Determined to take action in 2018 to strengthen its marketplace, New Jersey's incoming governor and Democratic majority legislature had a choice: bolster subsidies for those who were already subsidy eligible, or take action to reduce premiums for the unsubsidized. A state individual mandate was expected effectively to help both markets -- and also to raise about $100 million per year. That money could have been used to "wrap" state premium (or cost sharing) subsidies around the federal ones, as Massachusetts and Vermont have done (and as California and Washington will do going forward).

But opting for a federal reinsurance program waiver leveraged the state cash available by adding an estimated $210 million federal dollars to the pot (reduced by CMS after enrollment season to $180 million). That's because CMS has invited waiver proposals seeking federal funding for reinsurance programs, which, by reducing premiums, reduce federal subsidies: the projected savings are "passed through" to states.

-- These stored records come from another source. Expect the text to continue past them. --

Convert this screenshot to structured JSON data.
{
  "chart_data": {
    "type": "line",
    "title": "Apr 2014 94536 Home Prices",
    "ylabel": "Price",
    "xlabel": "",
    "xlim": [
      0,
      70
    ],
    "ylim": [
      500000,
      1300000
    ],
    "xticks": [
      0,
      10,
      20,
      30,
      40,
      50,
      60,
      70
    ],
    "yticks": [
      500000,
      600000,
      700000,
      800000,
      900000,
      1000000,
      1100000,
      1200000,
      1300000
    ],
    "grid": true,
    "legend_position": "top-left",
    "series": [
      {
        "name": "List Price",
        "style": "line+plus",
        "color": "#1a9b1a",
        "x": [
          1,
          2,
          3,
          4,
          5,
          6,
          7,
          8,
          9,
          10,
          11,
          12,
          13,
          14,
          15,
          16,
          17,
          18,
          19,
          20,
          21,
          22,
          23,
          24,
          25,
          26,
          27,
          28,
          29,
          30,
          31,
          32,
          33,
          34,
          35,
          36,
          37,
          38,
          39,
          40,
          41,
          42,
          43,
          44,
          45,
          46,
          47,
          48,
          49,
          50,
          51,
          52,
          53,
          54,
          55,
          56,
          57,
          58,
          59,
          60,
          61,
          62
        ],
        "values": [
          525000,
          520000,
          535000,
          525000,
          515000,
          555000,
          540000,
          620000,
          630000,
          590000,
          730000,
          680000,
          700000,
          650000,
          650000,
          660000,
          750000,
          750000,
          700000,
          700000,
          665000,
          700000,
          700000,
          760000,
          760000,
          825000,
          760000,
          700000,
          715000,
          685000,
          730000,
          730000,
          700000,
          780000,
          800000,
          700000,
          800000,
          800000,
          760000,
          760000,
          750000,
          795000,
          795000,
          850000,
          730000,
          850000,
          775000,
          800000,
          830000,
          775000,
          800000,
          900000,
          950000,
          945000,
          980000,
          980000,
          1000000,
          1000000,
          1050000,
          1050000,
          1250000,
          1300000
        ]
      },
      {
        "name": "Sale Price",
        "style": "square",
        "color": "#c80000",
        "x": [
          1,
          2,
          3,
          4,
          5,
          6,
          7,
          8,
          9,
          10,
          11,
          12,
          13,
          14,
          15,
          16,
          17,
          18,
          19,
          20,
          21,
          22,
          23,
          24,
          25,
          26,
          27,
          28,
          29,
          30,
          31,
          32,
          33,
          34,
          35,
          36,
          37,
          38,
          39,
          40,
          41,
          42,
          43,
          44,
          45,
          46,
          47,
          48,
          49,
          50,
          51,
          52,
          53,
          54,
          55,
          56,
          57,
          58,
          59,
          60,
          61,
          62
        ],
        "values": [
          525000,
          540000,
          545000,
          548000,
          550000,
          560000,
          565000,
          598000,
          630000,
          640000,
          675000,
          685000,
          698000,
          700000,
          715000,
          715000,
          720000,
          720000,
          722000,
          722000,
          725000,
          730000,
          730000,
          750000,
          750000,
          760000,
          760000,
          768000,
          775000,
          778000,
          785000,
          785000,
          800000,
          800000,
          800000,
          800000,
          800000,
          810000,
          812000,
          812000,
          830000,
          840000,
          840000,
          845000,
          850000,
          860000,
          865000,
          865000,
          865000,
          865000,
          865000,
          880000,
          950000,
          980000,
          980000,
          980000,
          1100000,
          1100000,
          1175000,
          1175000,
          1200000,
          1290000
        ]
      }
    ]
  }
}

New Jersey went for the federal gold -- and the results appear to illustrate the tradeoff. Minus reinsurance, premiums would be about 15% higher. If off-exchange enrollment performance had matched Kaiser's estimate for the nation, off-exchange enrollment might be down about 17,000 from its current mark. On-exchange enrollment, meanwhile, is down about 13,000-14,000 from Q1 2018.

The choice -- and the tradeoff -- illustrates a major ACA design flaw. If subsidies were adequate -- that is, if benchmark plans were truly affordable, and offered coverage with affordable out-of-pocket exposure -- price spreads wouldn't matter so much: larger-than-normal discounts relative to the benchmark would be so much gravy. As things stand, state lawmakers have to choose which constituency to serve -- moderately affluent people who find coverage unaffordable (imagine earning $50k and paying $1000 per month, as older enrollees sometimes must), or low income people who find subsidized coverage too rich for their blood (imagine earning $30k and looking at a plan with a $3,000 deductible at $200 per month).

New Jersey made a choice -- possibly not optimal, but defensible. Further state efforts to strengthen the market -- e.g., a state-run marketplace that will deploy insurer contribution fees to boost advertising and enrollment assistance -- are forthcoming.

Related:
Is New Jersey's unsubsidized marketplace enrollment migrating off-exchange? (12/12/18)
New Jersey's Disappointing 2019 ACA enrollment: Some perspective (1/4/19)
New Jersey's off-exchange enrollment rose in 2019: Did cheap off-ex silver help? (6/18/19)

--
Silver loading is the byproduct of Trump's October 2017 cutoff of direct federal reimbursement to insurers for the Cost Sharing Reduction (CSR) subsidies they are required to provide to low income marketplace enrollees who select silver plans. Faced with the cutoff at the brink of open enrollment for 2018, most state insurance departments allowed or encouraged insurers to price CSR into silver premiums only. Since premium subsidies, designed so that the enrollee pays a fixed percentage of income, are set to a silver plan benchmark, inflated silver premiums create discounts for subsidized buyers in bronze and gold plans. States that refused to expand Medicaid have a heavier "silver load," because eligibility for marketplace subsidies, and so for the highest level of CSR, begins at 100% FPL in those states, as opposed to 138% FPL in expansion states.